Cooper also said people in the South "have a love affair with their cars." They like the independence of coming and going whenever they want. This aspect of Southern culture gives her doubts about the success of a rail line here.
Lee said no one has told him the primary reason for the line is to benefit those groups. The plan it to ultimately connect with Acworth and benefit the entire county, he said.
Setzler reiterated what he told the Journal on Friday, which is the rail line would only benefit five percent of the county while at the same time costing each household in Cobb $4,000.
"Is that a reasonable price tag for something that I would argue 95 percent of people in Cobb can't ride?" Setzler asked.
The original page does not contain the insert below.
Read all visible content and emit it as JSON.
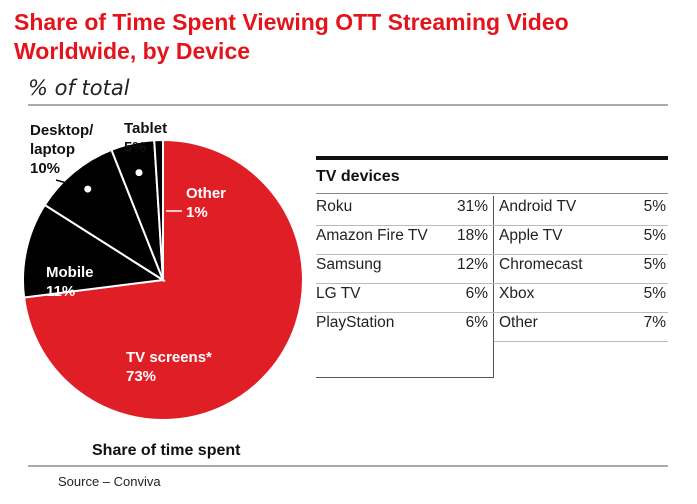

Lee said any project that's built, whether it's a ballpark or a rail line, isn't going to benefit everyone.
Rogers said he's leaning against the T-SPLOST as well.
"When you have a plan with 55 percent of it is going to rail at a time when we have very few dollars and very great traffic mitigation needs, I think it's going to have a very difficult time passing," Rogers said. "I mean, people are going to look at that and say, 'that's not good for Cobb County.' The rail only comes one mile into Cobb County."
Rogers said rail is good in some instances for economic development.
"We know that rail offers some things that you can't get from just building roads," Rogers said. "But we also know that rail doesn't do a great job in lessening traffic, and at a time when we need traffic to be lessened significantly, I don't know that we would put 55 percent of all our resources into that alone. At this time I'm certainly leaning against it."
Next year, voters in Cobb and other metro Atlanta counties will decide whether to pay an additional 1 percent sales tax for 10 years to finance road and transit projects. The tax is estimated to bring in more than $7 billion region wide over the decade. Last week, the Executive Committee of the Atlanta Regional Transportation Roundtable approved a draft list of $6.14 billion worth of projects the regional tax would pay for. Cobb would get about $1.1 billion worth of projects, with the costliest being $857 million toward the light-rail line from Midtown to Cumberland.